Грибов прикрыл дверь, заторопился через гостиную к выходу. Заметил, что по полу гостиной в сторону кухни тянется извилистый бурый след, словно тащили здесь мокрое и тяжелое. Ясно же, что именно тащили. Вернее – кого.
Вырвался на улицу, замер на пороге. Пальцы крепко сжимали бархатную коробку. С крыльца хорошо просматривалась часть улицы. Дом через дорогу – трехэтажный, из белого кирпича, с высоким чугунным забором. Перед воротами – дорогая иномарка. Справа и слева от него – дома пониже, видны только треугольные шиферные крыши. А еще – все та же тишина. Ночью в поселке люди спят.
Уже через десять минут Грибов выехал из поселка в сторону города. Он таки остановился у обочины, выгреб из бардачка бутылку ликера, которая болталась там с новогоднего корпоратива, и пил, пока не стало тошно. А потом помчался по заснеженной дороге домой.
Глава вторая
Когда незнакомый голос в трубке сказал: «Ваша мама умерла», – Надя почувствовала, как в груди у нее что-то оборвалось.
Она села на стул, не заметив, как смахнула со стола вязальные спицы. Не хотела спрашивать, но слова вырвались сами собой:
– Как это произошло?
– Ужасно, лучше без подробностей.

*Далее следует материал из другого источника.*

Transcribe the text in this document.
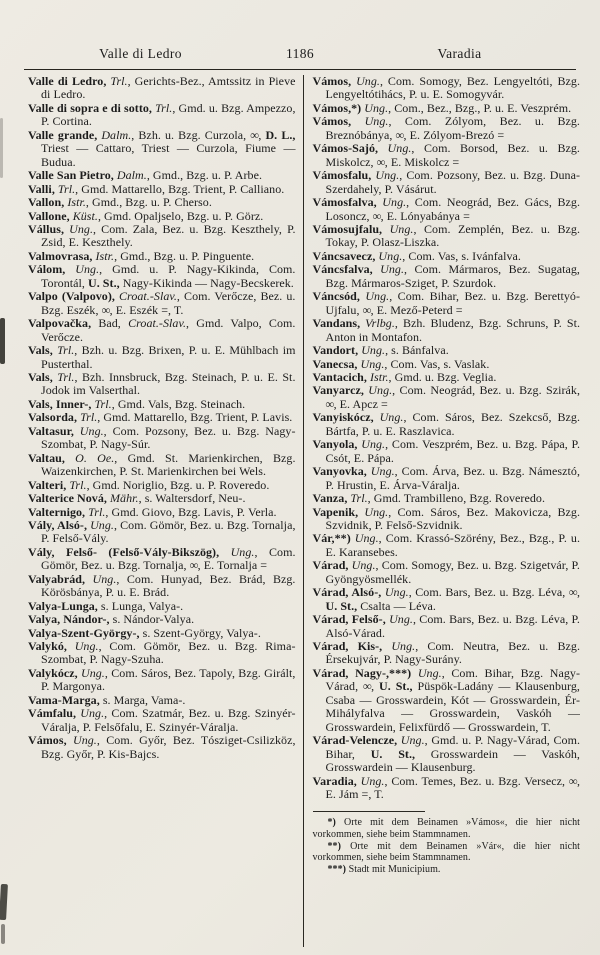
Valle di Ledro	1186	Varadia

Valle di Ledro, Trl., Gerichts-Bez., Amtssitz in Pieve di Ledro.

Valle di sopra e di sotto, Trl., Gmd. u. Bzg. Ampezzo, P. Cortina.

Valle grande, Dalm., Bzh. u. Bzg. Curzola, ∞, D. L., Triest — Cattaro, Triest — Curzola, Fiume — Budua.

Valle San Pietro, Dalm., Gmd., Bzg. u. P. Arbe.

Valli, Trl., Gmd. Mattarello, Bzg. Trient, P. Calliano.

Vallon, Istr., Gmd., Bzg. u. P. Cherso.

Vallone, Küst., Gmd. Opaljselo, Bzg. u. P. Görz.

Vállus, Ung., Com. Zala, Bez. u. Bzg. Keszthely, P. Zsid, E. Keszthely.

Valmovrasa, Istr., Gmd., Bzg. u. P. Pinguente.

Válom, Ung., Gmd. u. P. Nagy-Kikinda, Com. Torontál, U. St., Nagy-Kikinda — Nagy-Becskerek.

Valpo (Valpovo), Croat.-Slav., Com. Verőcze, Bez. u. Bzg. Eszék, ∞, E. Eszék =, T.

Valpovačka, Bad, Croat.-Slav., Gmd. Valpo, Com. Verőcze.

Vals, Trl., Bzh. u. Bzg. Brixen, P. u. E. Mühlbach im Pusterthal.

Vals, Trl., Bzh. Innsbruck, Bzg. Steinach, P. u. E. St. Jodok im Valserthal.

Vals, Inner-, Trl., Gmd. Vals, Bzg. Steinach.

Valsorda, Trl., Gmd. Mattarello, Bzg. Trient, P. Lavis.

Valtasur, Ung., Com. Pozsony, Bez. u. Bzg. Nagy-Szombat, P. Nagy-Súr.

Valtau, O. Oe., Gmd. St. Marienkirchen, Bzg. Waizenkirchen, P. St. Marienkirchen bei Wels.

Valteri, Trl., Gmd. Noriglio, Bzg. u. P. Roveredo.

Valterice Nová, Mähr., s. Waltersdorf, Neu-.

Valternigo, Trl., Gmd. Giovo, Bzg. Lavis, P. Verla.

Vály, Alsó-, Ung., Com. Gömör, Bez. u. Bzg. Tornalja, P. Felső-Vály.

Vály, Felső- (Felső-Vály-Bikszög), Ung., Com. Gömör, Bez. u. Bzg. Tornalja, ∞, E. Tornalja =

Valyabrád, Ung., Com. Hunyad, Bez. Brád, Bzg. Körösbánya, P. u. E. Brád.

Valya-Lunga, s. Lunga, Valya-.

Valya, Nándor-, s. Nándor-Valya.

Valya-Szent-György-, s. Szent-György, Valya-.

Valykó, Ung., Com. Gömör, Bez. u. Bzg. Rima-Szombat, P. Nagy-Szuha.

Valykócz, Ung., Com. Sáros, Bez. Tapoly, Bzg. Girált, P. Margonya.

Vama-Marga, s. Marga, Vama-.

Vámfalu, Ung., Com. Szatmár, Bez. u. Bzg. Szinyér-Váralja, P. Felsőfalu, E. Szinyér-Váralja.

Vámos, Ung., Com. Győr, Bez. Tósziget-Csilizköz, Bzg. Győr, P. Kis-Bajcs.

Vámos, Ung., Com. Somogy, Bez. Lengyeltóti, Bzg. Lengyeltótihács, P. u. E. Somogyvár.

Vámos,*) Ung., Com., Bez., Bzg., P. u. E. Veszprém.

Vámos, Ung., Com. Zólyom, Bez. u. Bzg. Breznóbánya, ∞, E. Zólyom-Brezó =

Vámos-Sajó, Ung., Com. Borsod, Bez. u. Bzg. Miskolcz, ∞, E. Miskolcz =

Vámosfalu, Ung., Com. Pozsony, Bez. u. Bzg. Duna-Szerdahely, P. Vásárut.

Vámosfalva, Ung., Com. Neográd, Bez. Gács, Bzg. Losoncz, ∞, E. Lónyabánya =

Vámosujfalu, Ung., Com. Zemplén, Bez. u. Bzg. Tokay, P. Olasz-Liszka.

Váncsavecz, Ung., Com. Vas, s. Ivánfalva.

Váncsfalva, Ung., Com. Mármaros, Bez. Sugatag, Bzg. Mármaros-Sziget, P. Szurdok.

Váncsód, Ung., Com. Bihar, Bez. u. Bzg. Berettyó-Ujfalu, ∞, E. Mező-Peterd =

Vandans, Vrlbg., Bzh. Bludenz, Bzg. Schruns, P. St. Anton in Montafon.

Vandort, Ung., s. Bánfalva.

Vanecsa, Ung., Com. Vas, s. Vaslak.

Vantacich, Istr., Gmd. u. Bzg. Veglia.

Vanyarcz, Ung., Com. Neográd, Bez. u. Bzg. Szirák, ∞, E. Apcz =

Vanyiskócz, Ung., Com. Sáros, Bez. Szekcső, Bzg. Bártfa, P. u. E. Raszlavica.

Vanyola, Ung., Com. Veszprém, Bez. u. Bzg. Pápa, P. Csót, E. Pápa.

Vanyovka, Ung., Com. Árva, Bez. u. Bzg. Námesztó, P. Hrustin, E. Árva-Váralja.

Vanza, Trl., Gmd. Trambilleno, Bzg. Roveredo.

Vapenik, Ung., Com. Sáros, Bez. Makovicza, Bzg. Szvidnik, P. Felső-Szvidnik.

Vár,**) Ung., Com. Krassó-Szörény, Bez., Bzg., P. u. E. Karansebes.

Várad, Ung., Com. Somogy, Bez. u. Bzg. Szigetvár, P. Gyöngyösmellék.

Várad, Alsó-, Ung., Com. Bars, Bez. u. Bzg. Léva, ∞, U. St., Csalta — Léva.

Várad, Felső-, Ung., Com. Bars, Bez. u. Bzg. Léva, P. Alsó-Várad.

Várad, Kis-, Ung., Com. Neutra, Bez. u. Bzg. Érsekujvár, P. Nagy-Surány.

Várad, Nagy-,***) Ung., Com. Bihar, Bzg. Nagy-Várad, ∞, U. St., Püspök-Ladány — Klausenburg, Csaba — Grosswardein, Kót — Grosswardein, Ér-Mihályfalva — Grosswardein, Vaskóh — Grosswardein, Felixfürdő — Grosswardein, T.

Várad-Velencze, Ung., Gmd. u. P. Nagy-Várad, Com. Bihar, U. St., Grosswardein — Vaskóh, Grosswardein — Klausenburg.

Varadia, Ung., Com. Temes, Bez. u. Bzg. Versecz, ∞, E. Jám =, T.

*) Orte mit dem Beinamen »Vámos«, die hier nicht vorkommen, siehe beim Stammnamen.

**) Orte mit dem Beinamen »Vár«, die hier nicht vorkommen, siehe beim Stammnamen.

***) Stadt mit Municipium.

Не хочу сделать вам еще хуже, – сообщил незнакомый голос. – Меня зовут Крыгин Антон Александрович, я сосед вашей мамы, живу напротив. Мы с вами встречались много лет назад. Может, помните?
– Я давно не приезжала…
– А я вас хорошо помню. Вам лет пятнадцать было, приходили как-то в гости, кукурузу от мамы принесли, вареную… Так вот, вы не подумайте чего. Я приехал с работы, в администрации работаю, задержался, то есть дома был где-то в начале одиннадцатого вечера. И вот увидел, что дверь дома вашей матери открыта. С улицы хорошо всё видно. Так вот, ваша мать висела в дверях, если позволите, вверх ногами…
– Вверх ногами? – К горлу подкатил горький комок. Надя зажала рот ладонью, едва сдерживая слезы. Слушала дальше, плохо запоминая, а в голове стучало: «Мама, мама, мама…»
Крыгин рассказал еще какие-то подробности: про распахнутую калитку, комья снега на крыльце, про скрип толстой веревки, когда тело раскачивалось на ветру…
– Извините, что именно я приношу такие вести, – добавил он виновато. – Просто выяснилось, что ни у кого нет вашего номера. А я в администрации работаю, ну и… Маленький ресурс, так сказать. Жена просила передать вам свои соболезнования. Моя Оксана очень хорошо знала вашу маму. Та ее от радикулита вылечила, знаете? Хотя не знаете, не интересовались. Ваша мама была замечательным человеком…
Он бы, наверное, продолжал монотонно бормотать еще долго, но Надя в какой-то момент вежливо оборвала разговор, поблагодарила, сказала, что обязательно перезвонит, и положила трубку.
За окном едва светлело – в Питере зимой солнце выглядывает не раньше начала одиннадцатого, – серый рассвет проникал сквозь прозрачные шторы, смешиваясь с желтым светом ламп и мечущейся Надиной тенью.
Как и тень, лихорадочно метались в Надиной голове мысли, взвихренные внезапным звонком.
Мамин голос вынырнул из прошлого: «А я говорила тебе, что всё это плохо кончится! Как теперь тебя звать-величать? Шлюха? Шалава!»
Давно забытые воспоминания. Шестнадцать лет их хоронила, закапывала в темноту снов и прожитой жизни, а стоило услышать сокровенное: «Мама», – и вынырнули из небытия образы, мысли, ожившие голоса.